打ち出した言葉の重み

無職の元東大生「教科書と違う現実が…」 文科省幹部を殺害予告
逮捕の件、同年齢ということもあり、自分にも人ごととは思いにくい。
しかし、ネット上に殺害予告をして逮捕されるケースが出て久しいが。頭でなんとなく理解している部分と、なんか納得のいかない違和感がいまだ残る。いまはどうにも対処がモグラ叩き的で、さまざまなケースを包含していないからだろうか。
そもそも。インターネットが半ばブラックボックス化してしまっているがゆえに、リスクを正当に、人間本来の素朴な感覚として認識しづらいところにひとつの原因がある。赤信号はわたっちゃいけませんという感覚や、人のものをとってはいけませんという感覚は教育されているのに比べ、インターネットに関するそれは希薄だ。最近の小学校などでは、そのような教育はなされているのだろうか。
まぁ、世に犯罪がなくならないようにこういったケースはゼロになることはないだろうし、ことさらレアケースをとりあげてどうのこうのいうのもナンセンスな話だが。
違和感のもうひとつは、その実現性である。インターネットはその自由さからさまざまな可能性が考えられるし、危機意識が甘いかどうかの問題もあるだろうが、どこの掲示板やブログに書いたとしても、それが落書きではなく即犯行声明とみなしてしまう、その極端に話を大きくした考え方だが不思議だ。
そもそも今、対処方法が逮捕か何もしないかの有無問題になっている時点でなぁ。いまやインターネットをある程度やっている人ならうかつな書き込みは即逮捕につながるということは認識しているだろうが、それを当たり前のものとして、自分の中の常識のひとつに加えてしまっていいのかという納得のいかなさがある。国家の警察には勝てないと、結果を無批判に受け入れて右へ倣うという発想はもちろん私も感覚としては同意できるが、だから警察の今のやり方がよいかどうかは別の問題だ。

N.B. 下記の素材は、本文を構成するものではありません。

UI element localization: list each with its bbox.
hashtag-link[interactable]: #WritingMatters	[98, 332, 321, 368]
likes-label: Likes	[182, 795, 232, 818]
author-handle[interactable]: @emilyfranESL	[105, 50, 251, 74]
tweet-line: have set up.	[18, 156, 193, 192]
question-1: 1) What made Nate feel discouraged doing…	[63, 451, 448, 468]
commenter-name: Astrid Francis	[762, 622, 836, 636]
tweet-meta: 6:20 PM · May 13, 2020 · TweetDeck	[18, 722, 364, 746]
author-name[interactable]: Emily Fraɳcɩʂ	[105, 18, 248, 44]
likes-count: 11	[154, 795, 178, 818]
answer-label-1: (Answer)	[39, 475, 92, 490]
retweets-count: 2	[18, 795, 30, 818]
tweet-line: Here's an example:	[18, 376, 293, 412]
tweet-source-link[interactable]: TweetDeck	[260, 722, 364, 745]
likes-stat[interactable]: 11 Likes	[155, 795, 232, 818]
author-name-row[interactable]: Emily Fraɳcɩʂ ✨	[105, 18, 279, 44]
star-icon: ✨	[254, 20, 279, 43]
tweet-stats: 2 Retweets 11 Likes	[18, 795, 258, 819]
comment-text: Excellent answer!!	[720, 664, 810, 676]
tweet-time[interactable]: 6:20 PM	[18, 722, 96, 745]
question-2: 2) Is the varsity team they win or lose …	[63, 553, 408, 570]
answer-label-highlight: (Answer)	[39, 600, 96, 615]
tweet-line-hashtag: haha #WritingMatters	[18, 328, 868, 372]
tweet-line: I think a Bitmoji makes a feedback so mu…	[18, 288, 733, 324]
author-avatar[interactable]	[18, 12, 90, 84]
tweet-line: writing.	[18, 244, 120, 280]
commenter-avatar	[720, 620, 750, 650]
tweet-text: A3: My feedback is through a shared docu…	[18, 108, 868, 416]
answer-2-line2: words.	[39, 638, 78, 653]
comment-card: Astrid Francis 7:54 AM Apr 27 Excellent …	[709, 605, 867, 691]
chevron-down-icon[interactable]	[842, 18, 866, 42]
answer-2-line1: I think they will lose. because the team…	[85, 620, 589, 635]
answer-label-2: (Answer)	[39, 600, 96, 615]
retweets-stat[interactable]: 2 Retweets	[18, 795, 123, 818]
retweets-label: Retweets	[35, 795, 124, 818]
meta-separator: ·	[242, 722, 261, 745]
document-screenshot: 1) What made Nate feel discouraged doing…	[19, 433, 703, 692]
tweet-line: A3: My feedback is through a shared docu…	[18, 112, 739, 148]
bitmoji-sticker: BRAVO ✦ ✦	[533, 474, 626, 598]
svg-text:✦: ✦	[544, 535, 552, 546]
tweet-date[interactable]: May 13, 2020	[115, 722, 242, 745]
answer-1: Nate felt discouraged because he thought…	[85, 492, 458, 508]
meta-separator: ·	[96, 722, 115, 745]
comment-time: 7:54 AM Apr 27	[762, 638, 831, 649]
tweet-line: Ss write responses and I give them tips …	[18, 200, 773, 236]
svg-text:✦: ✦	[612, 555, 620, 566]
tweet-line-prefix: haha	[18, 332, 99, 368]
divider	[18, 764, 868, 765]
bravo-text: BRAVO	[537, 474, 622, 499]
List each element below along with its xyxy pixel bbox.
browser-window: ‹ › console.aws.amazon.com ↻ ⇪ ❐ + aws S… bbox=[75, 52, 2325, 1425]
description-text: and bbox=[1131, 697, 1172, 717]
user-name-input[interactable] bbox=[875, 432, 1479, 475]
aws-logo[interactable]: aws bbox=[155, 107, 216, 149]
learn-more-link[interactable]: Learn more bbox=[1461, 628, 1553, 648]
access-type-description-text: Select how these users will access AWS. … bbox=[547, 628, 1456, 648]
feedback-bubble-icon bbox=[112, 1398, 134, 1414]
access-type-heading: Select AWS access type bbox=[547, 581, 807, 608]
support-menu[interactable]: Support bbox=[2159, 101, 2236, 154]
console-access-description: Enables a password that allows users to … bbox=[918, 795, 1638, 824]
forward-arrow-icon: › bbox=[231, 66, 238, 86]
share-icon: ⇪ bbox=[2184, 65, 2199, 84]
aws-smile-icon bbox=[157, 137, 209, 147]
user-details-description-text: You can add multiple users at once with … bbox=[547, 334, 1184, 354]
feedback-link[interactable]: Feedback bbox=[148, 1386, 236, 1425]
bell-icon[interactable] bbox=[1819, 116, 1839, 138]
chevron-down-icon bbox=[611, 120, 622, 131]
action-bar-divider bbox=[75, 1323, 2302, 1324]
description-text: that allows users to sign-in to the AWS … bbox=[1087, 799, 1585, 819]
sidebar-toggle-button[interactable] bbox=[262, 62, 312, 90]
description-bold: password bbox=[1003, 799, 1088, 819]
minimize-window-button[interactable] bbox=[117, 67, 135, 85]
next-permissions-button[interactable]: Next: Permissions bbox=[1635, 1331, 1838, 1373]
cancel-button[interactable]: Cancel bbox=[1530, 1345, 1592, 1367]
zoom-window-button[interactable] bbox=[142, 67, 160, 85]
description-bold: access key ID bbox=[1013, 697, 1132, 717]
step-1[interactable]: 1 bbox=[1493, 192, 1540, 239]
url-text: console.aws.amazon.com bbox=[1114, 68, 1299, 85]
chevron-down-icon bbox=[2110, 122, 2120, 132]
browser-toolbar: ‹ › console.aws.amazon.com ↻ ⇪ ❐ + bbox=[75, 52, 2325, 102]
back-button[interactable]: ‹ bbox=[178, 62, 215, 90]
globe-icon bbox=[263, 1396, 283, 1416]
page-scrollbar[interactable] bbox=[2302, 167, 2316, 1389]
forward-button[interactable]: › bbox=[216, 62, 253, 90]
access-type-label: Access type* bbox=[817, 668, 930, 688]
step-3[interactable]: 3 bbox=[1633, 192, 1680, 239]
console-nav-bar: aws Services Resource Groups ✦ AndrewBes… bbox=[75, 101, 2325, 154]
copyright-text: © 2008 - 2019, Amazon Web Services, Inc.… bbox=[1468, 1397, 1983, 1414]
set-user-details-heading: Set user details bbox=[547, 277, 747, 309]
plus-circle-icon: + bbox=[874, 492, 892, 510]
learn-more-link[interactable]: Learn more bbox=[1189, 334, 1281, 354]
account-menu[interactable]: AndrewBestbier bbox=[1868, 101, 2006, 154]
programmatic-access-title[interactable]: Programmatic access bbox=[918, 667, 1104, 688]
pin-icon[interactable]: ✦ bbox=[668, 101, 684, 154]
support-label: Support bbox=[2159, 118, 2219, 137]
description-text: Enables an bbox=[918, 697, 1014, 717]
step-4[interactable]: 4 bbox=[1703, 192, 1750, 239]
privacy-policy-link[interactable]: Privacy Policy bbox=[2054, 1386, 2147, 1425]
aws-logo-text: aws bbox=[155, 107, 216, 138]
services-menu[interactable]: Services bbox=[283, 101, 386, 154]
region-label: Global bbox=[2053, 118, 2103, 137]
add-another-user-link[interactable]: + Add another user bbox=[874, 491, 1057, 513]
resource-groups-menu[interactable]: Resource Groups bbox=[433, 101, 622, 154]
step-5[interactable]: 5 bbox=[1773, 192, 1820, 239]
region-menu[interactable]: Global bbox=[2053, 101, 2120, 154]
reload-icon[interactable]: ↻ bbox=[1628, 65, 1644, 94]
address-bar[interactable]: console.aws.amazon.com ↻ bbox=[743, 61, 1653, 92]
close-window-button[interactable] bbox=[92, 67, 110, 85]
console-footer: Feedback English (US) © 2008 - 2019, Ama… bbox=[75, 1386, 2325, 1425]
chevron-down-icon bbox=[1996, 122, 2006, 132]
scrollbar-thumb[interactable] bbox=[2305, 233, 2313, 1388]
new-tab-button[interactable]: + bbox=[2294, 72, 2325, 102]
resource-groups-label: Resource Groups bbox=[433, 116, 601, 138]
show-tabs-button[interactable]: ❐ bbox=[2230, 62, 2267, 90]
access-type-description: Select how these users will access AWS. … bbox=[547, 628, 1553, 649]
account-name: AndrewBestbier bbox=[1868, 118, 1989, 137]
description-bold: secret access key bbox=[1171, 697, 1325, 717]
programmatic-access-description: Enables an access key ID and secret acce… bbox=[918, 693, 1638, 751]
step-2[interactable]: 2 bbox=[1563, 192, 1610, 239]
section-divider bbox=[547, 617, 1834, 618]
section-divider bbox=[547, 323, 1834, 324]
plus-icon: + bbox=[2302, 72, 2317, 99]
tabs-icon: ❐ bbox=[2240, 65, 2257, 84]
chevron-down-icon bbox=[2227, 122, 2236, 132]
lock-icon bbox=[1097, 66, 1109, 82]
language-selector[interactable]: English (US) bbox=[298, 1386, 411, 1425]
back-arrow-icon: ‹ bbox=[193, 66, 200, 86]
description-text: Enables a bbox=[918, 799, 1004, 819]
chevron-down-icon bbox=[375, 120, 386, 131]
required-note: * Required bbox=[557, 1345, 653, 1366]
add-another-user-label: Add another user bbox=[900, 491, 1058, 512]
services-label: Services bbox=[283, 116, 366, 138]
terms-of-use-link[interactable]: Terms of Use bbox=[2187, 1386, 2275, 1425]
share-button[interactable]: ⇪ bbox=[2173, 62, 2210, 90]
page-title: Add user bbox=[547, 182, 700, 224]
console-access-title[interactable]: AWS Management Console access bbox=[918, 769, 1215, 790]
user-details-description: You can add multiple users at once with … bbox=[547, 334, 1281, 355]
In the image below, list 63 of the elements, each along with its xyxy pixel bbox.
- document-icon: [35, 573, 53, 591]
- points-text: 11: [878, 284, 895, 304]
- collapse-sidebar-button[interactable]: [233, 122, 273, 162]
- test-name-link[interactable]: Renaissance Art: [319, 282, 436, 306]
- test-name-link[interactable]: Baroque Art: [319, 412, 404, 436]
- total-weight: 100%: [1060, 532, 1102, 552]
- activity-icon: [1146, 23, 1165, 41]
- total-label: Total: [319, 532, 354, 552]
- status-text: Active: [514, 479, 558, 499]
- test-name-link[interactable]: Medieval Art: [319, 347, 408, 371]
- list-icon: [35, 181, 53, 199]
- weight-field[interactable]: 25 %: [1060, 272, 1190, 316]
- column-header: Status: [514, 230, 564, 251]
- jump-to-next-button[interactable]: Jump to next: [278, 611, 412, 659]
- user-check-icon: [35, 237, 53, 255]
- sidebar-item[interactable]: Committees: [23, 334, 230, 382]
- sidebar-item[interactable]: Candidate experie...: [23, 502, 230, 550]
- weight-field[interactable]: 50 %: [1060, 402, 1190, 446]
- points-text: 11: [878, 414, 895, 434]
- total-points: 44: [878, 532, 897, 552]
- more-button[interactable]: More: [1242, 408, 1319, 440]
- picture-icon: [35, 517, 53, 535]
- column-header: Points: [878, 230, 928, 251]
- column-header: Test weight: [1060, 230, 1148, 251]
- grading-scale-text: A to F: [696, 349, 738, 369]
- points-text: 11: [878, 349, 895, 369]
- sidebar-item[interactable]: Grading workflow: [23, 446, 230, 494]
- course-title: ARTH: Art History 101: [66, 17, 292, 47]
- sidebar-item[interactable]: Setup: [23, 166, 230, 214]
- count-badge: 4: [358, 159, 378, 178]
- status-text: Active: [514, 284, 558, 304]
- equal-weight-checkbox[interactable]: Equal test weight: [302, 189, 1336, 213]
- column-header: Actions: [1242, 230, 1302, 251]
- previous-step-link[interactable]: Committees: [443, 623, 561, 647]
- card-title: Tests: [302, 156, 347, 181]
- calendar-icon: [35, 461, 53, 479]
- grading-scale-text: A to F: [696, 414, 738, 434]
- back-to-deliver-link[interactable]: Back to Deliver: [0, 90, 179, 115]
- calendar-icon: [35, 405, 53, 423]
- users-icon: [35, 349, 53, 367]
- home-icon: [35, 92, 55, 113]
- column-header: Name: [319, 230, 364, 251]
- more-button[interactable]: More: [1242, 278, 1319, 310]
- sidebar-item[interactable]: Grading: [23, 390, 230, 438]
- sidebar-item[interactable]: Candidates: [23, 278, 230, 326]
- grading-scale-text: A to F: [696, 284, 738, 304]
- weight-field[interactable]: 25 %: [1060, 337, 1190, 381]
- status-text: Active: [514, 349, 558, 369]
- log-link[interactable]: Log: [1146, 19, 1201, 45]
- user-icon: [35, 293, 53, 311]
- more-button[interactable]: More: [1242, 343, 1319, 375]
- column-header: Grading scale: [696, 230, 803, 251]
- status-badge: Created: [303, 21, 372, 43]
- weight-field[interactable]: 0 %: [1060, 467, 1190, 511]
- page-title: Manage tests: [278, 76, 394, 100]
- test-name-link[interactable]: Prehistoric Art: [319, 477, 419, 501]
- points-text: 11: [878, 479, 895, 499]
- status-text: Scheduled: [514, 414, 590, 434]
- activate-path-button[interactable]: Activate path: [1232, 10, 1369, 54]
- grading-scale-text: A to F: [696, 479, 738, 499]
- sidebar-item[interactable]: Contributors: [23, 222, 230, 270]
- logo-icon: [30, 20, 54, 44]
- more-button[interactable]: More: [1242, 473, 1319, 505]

うっかりとタイプミスをすると、それが犯行声明になり得る。俺も極端なこと言ってるなぁとは思うが、感情の爆発のあまりネットに言葉があらく、不穏当なものになったとしても、それを抑制しなければならない、ということは残念だ。自分の気持ちのリアリティを減少させてしまうから。死ねや殺すといった言葉は、今の若者の世代では意外と日常語のひとつなんじゃないかとも思うし。
まぁ、今、すべてが変わることがないとは思うが、インターネットのほとんどの場所で不穏当な言葉許されないのであれば、逆にそれが許される空間、というものがあってもいい。あと、警察はネット上の言葉の氾濫のうち、どれほどを把握しているのだろうか・・・通報したら対処、ということだろうか。すると、世の中には通報する人もまた、いるわけだ。通報する人は、善意の第三者というわけか・・・。うーむ。どうでもいいが、はてなで犯行予告をすると、注目エントリになるんだろうね、ほぼ間違いなく・・・(微苦笑)。